# Skype video chat issues with CM7



## rouftop (Aug 17, 2011)

I've been using CM7 1.6.1 with slayher's included kernel as my daily driver and am really happy. Lately I've become obsessed with the idea of being able to do video chat from my phone. By which I mean "use the front-facing camera and the speakerphone so my kid can chat up the grandparents from wherever we are."

Unfortunately my parents can't hear me when I call them. It seems like it's an issue with the microphone in speakerphone mode. I can replicate the same problem using the Skype Test Call (echo service). There's no problem with the speakerphone when making normal phone calls so it must be limited to this situation.

Is this a kernel issue? Or is it the ROM? I don't want to go back to Sense. Has anybody had any luck with AOSP ROM/kernel combinations?


----------



## Mustang302LX (Jun 28, 2011)

I think if you hit mute then unmute it will work.

Sent from my Thunderbolt running CyanogenMod 7 using the Tapatalk app.


----------



## rouftop (Aug 17, 2011)

Tried that with the Skype Test Call. It had the exact opposite effect. If I 1) start with speakerphone off, 2) turn it on, 3) off, 4) on again... the only sound that makes it through the mic is what was said during phase 1). So turning on speakerphone kills the mic for the rest of the call, even if I turn it off.


----------



## emooney (Jul 19, 2011)

I've had the same problem. I'm running cm 7.1.1 rc1.4. I know there were audion problems in earlier versions and I think they're still hanging around. Just did a test and confirmed that I'm not being heard on the other end.


----------



## Mustang302LX (Jun 28, 2011)

Just tested with my wife. If YOU initiate the call the person can't hear you. If the call comes from the person to you the audio works. She couldn't hear me when I called her so I hung up. She called me back and heard me fine. So I tried calling her again with no audio. She then called me back and heard me fine.

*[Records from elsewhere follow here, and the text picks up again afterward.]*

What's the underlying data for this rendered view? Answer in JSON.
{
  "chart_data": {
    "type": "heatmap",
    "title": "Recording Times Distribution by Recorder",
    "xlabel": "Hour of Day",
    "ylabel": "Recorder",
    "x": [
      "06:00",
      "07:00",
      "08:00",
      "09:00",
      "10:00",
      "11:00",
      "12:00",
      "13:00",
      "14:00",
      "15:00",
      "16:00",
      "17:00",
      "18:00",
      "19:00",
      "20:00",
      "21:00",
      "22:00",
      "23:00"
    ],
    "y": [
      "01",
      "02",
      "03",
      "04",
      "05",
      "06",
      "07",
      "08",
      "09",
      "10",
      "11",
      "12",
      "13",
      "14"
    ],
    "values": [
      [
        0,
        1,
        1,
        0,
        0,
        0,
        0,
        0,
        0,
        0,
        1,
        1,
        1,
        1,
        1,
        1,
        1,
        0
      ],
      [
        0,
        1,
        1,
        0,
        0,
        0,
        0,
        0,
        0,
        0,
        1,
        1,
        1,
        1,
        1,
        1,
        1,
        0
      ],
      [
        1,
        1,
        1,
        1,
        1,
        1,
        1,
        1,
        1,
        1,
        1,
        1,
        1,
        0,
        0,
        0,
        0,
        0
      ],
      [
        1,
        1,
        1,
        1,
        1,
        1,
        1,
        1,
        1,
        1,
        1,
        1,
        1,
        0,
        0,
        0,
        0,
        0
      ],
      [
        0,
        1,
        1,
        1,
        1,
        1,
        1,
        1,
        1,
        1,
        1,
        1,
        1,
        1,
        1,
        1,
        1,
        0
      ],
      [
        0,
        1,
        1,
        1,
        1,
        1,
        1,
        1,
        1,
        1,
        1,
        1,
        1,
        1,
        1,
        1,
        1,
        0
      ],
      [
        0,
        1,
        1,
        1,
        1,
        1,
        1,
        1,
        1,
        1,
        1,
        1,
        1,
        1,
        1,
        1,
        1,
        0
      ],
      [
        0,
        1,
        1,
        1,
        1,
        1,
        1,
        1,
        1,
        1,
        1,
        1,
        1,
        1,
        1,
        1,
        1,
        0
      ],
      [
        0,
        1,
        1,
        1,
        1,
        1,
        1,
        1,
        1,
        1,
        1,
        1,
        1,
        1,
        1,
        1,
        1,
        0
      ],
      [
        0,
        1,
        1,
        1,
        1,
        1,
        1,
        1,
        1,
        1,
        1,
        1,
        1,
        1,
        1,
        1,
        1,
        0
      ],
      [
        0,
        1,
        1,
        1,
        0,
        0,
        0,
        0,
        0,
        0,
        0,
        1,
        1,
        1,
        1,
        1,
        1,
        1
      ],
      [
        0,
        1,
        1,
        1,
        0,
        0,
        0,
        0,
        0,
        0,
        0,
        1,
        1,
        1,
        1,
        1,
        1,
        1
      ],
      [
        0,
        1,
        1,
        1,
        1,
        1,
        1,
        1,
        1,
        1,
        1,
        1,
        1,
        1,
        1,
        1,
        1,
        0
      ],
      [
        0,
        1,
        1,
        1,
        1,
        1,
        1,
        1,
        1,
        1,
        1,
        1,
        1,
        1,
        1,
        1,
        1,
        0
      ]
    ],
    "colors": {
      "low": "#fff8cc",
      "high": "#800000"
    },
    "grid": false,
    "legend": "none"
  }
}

So the solution right now would be to have the person initiate the call and audio should work fine.


----------



## rouftop (Aug 17, 2011)

Mustang302LX said:


> Just tested with my wife. If YOU initiate the call the person can't hear you. If the call comes from the person to you the audio works. She couldn't hear me when I called her so I hung up. She called me back and heard me fine. So I tried calling her again with no audio. She then called me back and heard me fine.
> 
> So the solution right now would be to have the person initiate the call and audio should work fine.


Just tried this after switching to Liquid Thunderbread. It works exactly as you described. Nice sleuthing there!


----------



## Mustang302LX (Jun 28, 2011)

rouftop said:


> Just tried this after switching to Liquid Thunderbread. It works exactly as you described. Nice sleuthing there!


There's a newer hacked version with more options in another thread that works great.

Sent from my Thunderbolt running CyanogenMod 7 using the Tapatalk app.


----------



## rouftop (Aug 17, 2011)

Found it, thanks! Will try it tomorrow.


----------